Its unique advantage: eXtremeDB/rt is the only commercially available hard real time DBMS. Other so called “real time databases” merely analyze streaming data and cannot support actual real time constraints.
eXtremeDB/rt also contributes to sustainability: by eliminating the flash file system and reducing write amplification, flash wear is minimized, extending device lifetime and reducing electronic waste.
Exhibitor: Sqrrl
Hall/Booth: 4-604
The M8 operating system bridges the growing gap between traditional real-time operating systems and high-performance general-purpose OS. It combines deterministic real-time behaviour with the flexibility of modern Linux-based development—delivering a single, certifiable platform for automotive, aerospace, industrial, and defence applications.

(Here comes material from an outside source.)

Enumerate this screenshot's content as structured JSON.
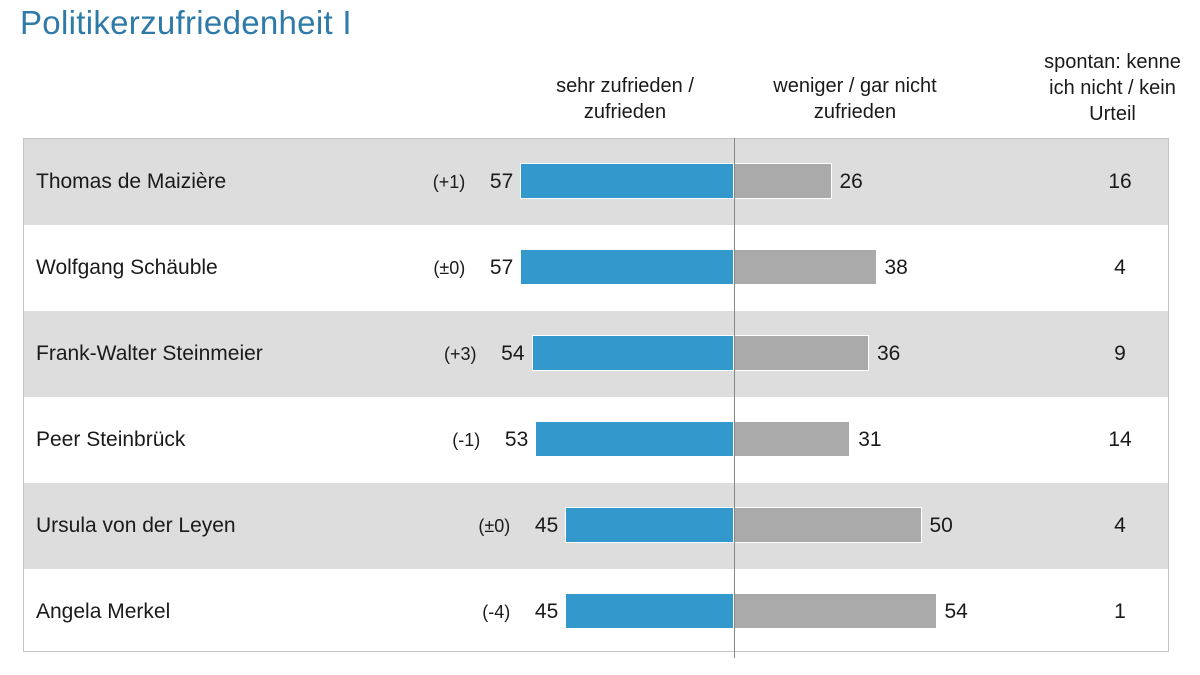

Its innovative microkernel design guarantees the strictest isolation for the highest safety and security requirements. But it also supports native POSIX and Linux APIs to target multi-core heterogeneous systems-on-chip, enabling frictionless reuse of Linux code from legacy and/or prototype solutions without time consuming rewrites.

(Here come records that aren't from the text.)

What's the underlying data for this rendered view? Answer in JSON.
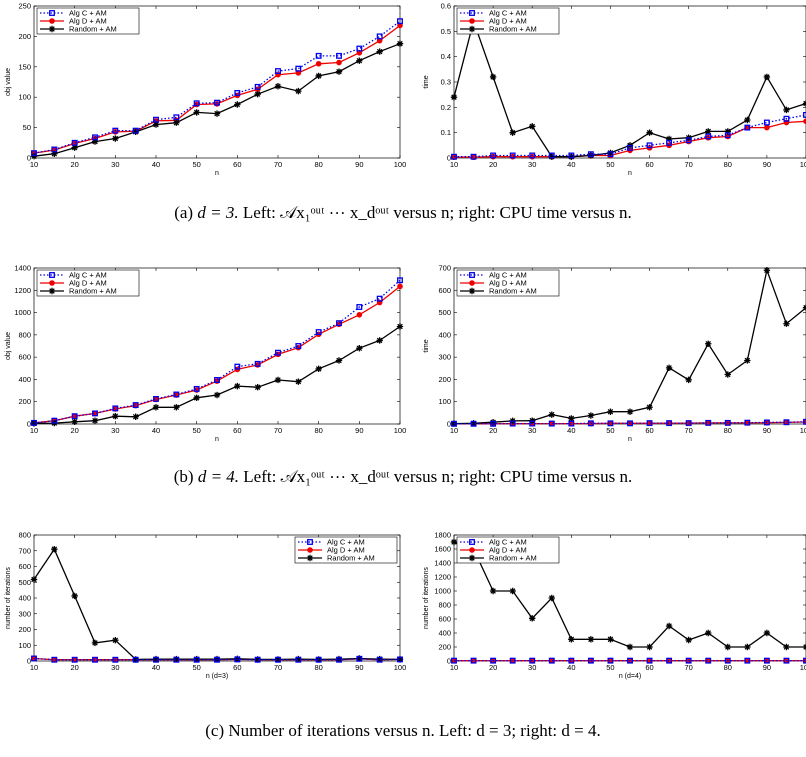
{
  "colors": {
    "alg_c": "#0000ee",
    "alg_d": "#ee0000",
    "random": "#000000"
  },
  "captions": {
    "a": {
      "prefix": "(a)",
      "math": "d = 3.",
      "text": "Left: 𝒜x₁ᵒᵘᵗ ⋯ x_dᵒᵘᵗ versus n; right: CPU time versus n."
    },
    "b": {
      "prefix": "(b)",
      "math": "d = 4.",
      "text": "Left: 𝒜x₁ᵒᵘᵗ ⋯ x_dᵒᵘᵗ versus n; right: CPU time versus n."
    },
    "c": {
      "prefix": "(c)",
      "text": "Number of iterations versus n. Left: d = 3; right: d = 4."
    }
  },
  "chart_data": [
    {
      "id": "a-left",
      "type": "line",
      "xlabel": "n",
      "ylabel": "obj value",
      "xlim": [
        10,
        100
      ],
      "ylim": [
        0,
        250
      ],
      "xticks": [
        10,
        20,
        30,
        40,
        50,
        60,
        70,
        80,
        90,
        100
      ],
      "yticks": [
        0,
        50,
        100,
        150,
        200,
        250
      ],
      "legend": "top-left",
      "x": [
        10,
        15,
        20,
        25,
        30,
        35,
        40,
        45,
        50,
        55,
        60,
        65,
        70,
        75,
        80,
        85,
        90,
        95,
        100
      ],
      "series": [
        {
          "name": "Alg C + AM",
          "values": [
            8,
            14,
            25,
            34,
            45,
            45,
            63,
            67,
            90,
            91,
            107,
            117,
            143,
            147,
            168,
            168,
            180,
            200,
            225
          ]
        },
        {
          "name": "Alg D + AM",
          "values": [
            8,
            13,
            24,
            32,
            43,
            44,
            61,
            62,
            88,
            89,
            103,
            113,
            137,
            140,
            155,
            157,
            173,
            193,
            218
          ]
        },
        {
          "name": "Random + AM",
          "values": [
            3,
            7,
            17,
            27,
            32,
            43,
            55,
            58,
            75,
            73,
            88,
            105,
            118,
            110,
            135,
            142,
            160,
            175,
            188
          ]
        }
      ]
    },
    {
      "id": "a-right",
      "type": "line",
      "xlabel": "n",
      "ylabel": "time",
      "xlim": [
        10,
        100
      ],
      "ylim": [
        0,
        0.6
      ],
      "xticks": [
        10,
        20,
        30,
        40,
        50,
        60,
        70,
        80,
        90,
        100
      ],
      "yticks": [
        0,
        0.1,
        0.2,
        0.3,
        0.4,
        0.5,
        0.6
      ],
      "legend": "top-left",
      "x": [
        10,
        15,
        20,
        25,
        30,
        35,
        40,
        45,
        50,
        55,
        60,
        65,
        70,
        75,
        80,
        85,
        90,
        95,
        100
      ],
      "series": [
        {
          "name": "Alg C + AM",
          "values": [
            0.005,
            0.005,
            0.01,
            0.01,
            0.01,
            0.01,
            0.01,
            0.015,
            0.015,
            0.04,
            0.05,
            0.06,
            0.07,
            0.085,
            0.09,
            0.12,
            0.14,
            0.155,
            0.17
          ]
        },
        {
          "name": "Alg D + AM",
          "values": [
            0.003,
            0.003,
            0.005,
            0.005,
            0.005,
            0.005,
            0.005,
            0.01,
            0.01,
            0.03,
            0.04,
            0.05,
            0.065,
            0.08,
            0.085,
            0.12,
            0.12,
            0.14,
            0.145
          ]
        },
        {
          "name": "Random + AM",
          "values": [
            0.24,
            0.54,
            0.32,
            0.1,
            0.125,
            0.005,
            0.005,
            0.01,
            0.02,
            0.05,
            0.1,
            0.075,
            0.08,
            0.105,
            0.105,
            0.15,
            0.32,
            0.19,
            0.215
          ]
        }
      ]
    },
    {
      "id": "b-left",
      "type": "line",
      "xlabel": "n",
      "ylabel": "obj value",
      "xlim": [
        10,
        100
      ],
      "ylim": [
        0,
        1400
      ],
      "xticks": [
        10,
        20,
        30,
        40,
        50,
        60,
        70,
        80,
        90,
        100
      ],
      "yticks": [
        0,
        200,
        400,
        600,
        800,
        1000,
        1200,
        1400
      ],
      "legend": "top-left",
      "x": [
        10,
        15,
        20,
        25,
        30,
        35,
        40,
        45,
        50,
        55,
        60,
        65,
        70,
        75,
        80,
        85,
        90,
        95,
        100
      ],
      "series": [
        {
          "name": "Alg C + AM",
          "values": [
            10,
            30,
            70,
            95,
            140,
            170,
            225,
            265,
            315,
            395,
            515,
            540,
            640,
            700,
            825,
            905,
            1050,
            1125,
            1290
          ]
        },
        {
          "name": "Alg D + AM",
          "values": [
            10,
            30,
            70,
            95,
            135,
            165,
            220,
            260,
            305,
            385,
            490,
            530,
            625,
            685,
            805,
            895,
            980,
            1090,
            1235
          ]
        },
        {
          "name": "Random + AM",
          "values": [
            5,
            8,
            20,
            30,
            70,
            65,
            150,
            150,
            235,
            260,
            340,
            330,
            395,
            380,
            495,
            570,
            680,
            750,
            875
          ]
        }
      ]
    },
    {
      "id": "b-right",
      "type": "line",
      "xlabel": "n",
      "ylabel": "time",
      "xlim": [
        10,
        100
      ],
      "ylim": [
        0,
        700
      ],
      "xticks": [
        10,
        20,
        30,
        40,
        50,
        60,
        70,
        80,
        90,
        100
      ],
      "yticks": [
        0,
        100,
        200,
        300,
        400,
        500,
        600,
        700
      ],
      "legend": "top-left",
      "x": [
        10,
        15,
        20,
        25,
        30,
        35,
        40,
        45,
        50,
        55,
        60,
        65,
        70,
        75,
        80,
        85,
        90,
        95,
        100
      ],
      "series": [
        {
          "name": "Alg C + AM",
          "values": [
            1,
            1,
            1,
            2,
            2,
            2,
            2,
            3,
            3,
            3,
            4,
            4,
            4,
            5,
            5,
            6,
            7,
            8,
            10
          ]
        },
        {
          "name": "Alg D + AM",
          "values": [
            1,
            1,
            1,
            2,
            2,
            2,
            2,
            2,
            3,
            3,
            3,
            4,
            4,
            5,
            5,
            5,
            6,
            7,
            9
          ]
        },
        {
          "name": "Random + AM",
          "values": [
            2,
            3,
            8,
            14,
            15,
            42,
            25,
            38,
            55,
            55,
            75,
            252,
            198,
            360,
            222,
            285,
            690,
            450,
            522
          ]
        }
      ]
    },
    {
      "id": "c-left",
      "type": "line",
      "xlabel": "n (d=3)",
      "ylabel": "number of iterations",
      "xlim": [
        10,
        100
      ],
      "ylim": [
        0,
        800
      ],
      "xticks": [
        10,
        20,
        30,
        40,
        50,
        60,
        70,
        80,
        90,
        100
      ],
      "yticks": [
        0,
        100,
        200,
        300,
        400,
        500,
        600,
        700,
        800
      ],
      "legend": "top-right",
      "x": [
        10,
        15,
        20,
        25,
        30,
        35,
        40,
        45,
        50,
        55,
        60,
        65,
        70,
        75,
        80,
        85,
        90,
        95,
        100
      ],
      "series": [
        {
          "name": "Alg C + AM",
          "values": [
            16,
            8,
            8,
            8,
            8,
            8,
            8,
            8,
            8,
            8,
            10,
            8,
            8,
            8,
            8,
            8,
            14,
            8,
            10
          ]
        },
        {
          "name": "Alg D + AM",
          "values": [
            16,
            8,
            8,
            8,
            8,
            8,
            8,
            8,
            8,
            8,
            10,
            8,
            8,
            8,
            8,
            8,
            14,
            8,
            10
          ]
        },
        {
          "name": "Random + AM",
          "values": [
            518,
            710,
            413,
            115,
            132,
            10,
            12,
            12,
            12,
            12,
            14,
            10,
            10,
            12,
            10,
            12,
            16,
            12,
            10
          ]
        }
      ]
    },
    {
      "id": "c-right",
      "type": "line",
      "xlabel": "n (d=4)",
      "ylabel": "number of iterations",
      "xlim": [
        10,
        100
      ],
      "ylim": [
        0,
        1800
      ],
      "xticks": [
        10,
        20,
        30,
        40,
        50,
        60,
        70,
        80,
        90,
        100
      ],
      "yticks": [
        0,
        200,
        400,
        600,
        800,
        1000,
        1200,
        1400,
        1600,
        1800
      ],
      "legend": "top-left",
      "x": [
        10,
        15,
        20,
        25,
        30,
        35,
        40,
        45,
        50,
        55,
        60,
        65,
        70,
        75,
        80,
        85,
        90,
        95,
        100
      ],
      "series": [
        {
          "name": "Alg C + AM",
          "values": [
            5,
            5,
            5,
            5,
            5,
            5,
            5,
            5,
            5,
            5,
            5,
            5,
            5,
            5,
            5,
            5,
            5,
            5,
            5
          ]
        },
        {
          "name": "Alg D + AM",
          "values": [
            5,
            5,
            5,
            5,
            5,
            5,
            5,
            5,
            5,
            5,
            5,
            5,
            5,
            5,
            5,
            5,
            5,
            5,
            5
          ]
        },
        {
          "name": "Random + AM",
          "values": [
            1700,
            1600,
            1000,
            1000,
            610,
            900,
            310,
            310,
            310,
            200,
            200,
            500,
            300,
            400,
            200,
            200,
            400,
            200,
            200
          ]
        }
      ]
    }
  ]
}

Virtualisation and containerisation are also natively supported. But they are designed as integrated into the strict M8 partitioning logic so that containers enjoy full isolation exactly as virtual machines. This unique design guarantees a uniquely flexible approach to the freedom from interference required for ASIL D, SIL 4, or DAL A certifications.
The result is a new safe and secure operating system. M8 is a platform offering 10× higher computational efficiency and up to 50% lower integration costs. With fully European IP sovereignty, modular architecture, and native virtualisation, M8 enables the fastest consolidation of multiple ECUs onto a single SoC—resource efficient, energy optimised, and built for long-term sustainability.
Exhibitor: Ambiq Micro
Hall/Booth: 4-581
Ambiq HeliaAOT is an ahead of time compiler solution that enables modern AI models to run efficiently on highly resource constrained edge devices. While traditional AI runtimes introduce unnecessary overhead, high memory demands, and unpredictable memory usage, HeliaAOT converts trained models—such as TensorFlow Lite—into highly optimized, standalone C inference modules already at build time.
By eliminating a generic runtime, removing unused operators, and providing automatic, deterministic memory planning, HeliaAOT produces extremely compact, transparent, and energy efficient deployments. Hardware optimized transformations such as layer fusion, tensor reordering, and graph based optimizations significantly reduce code size and memory footprint while still enabling powerful, real time inference performance.
Developed specifically for Ambiq’s ultra low power SoCs with SPOT® technology, HeliaAOT delivers up to 10× smaller binaries, predictable execution, and industry leading efficiency—ideal for wearables, hearables, sensors, and other always on devices. With reduced energy consumption, smaller memory requirements, and extended device lifecycles, HeliaAOT also contributes to sustainable, resource efficient edge AI systems.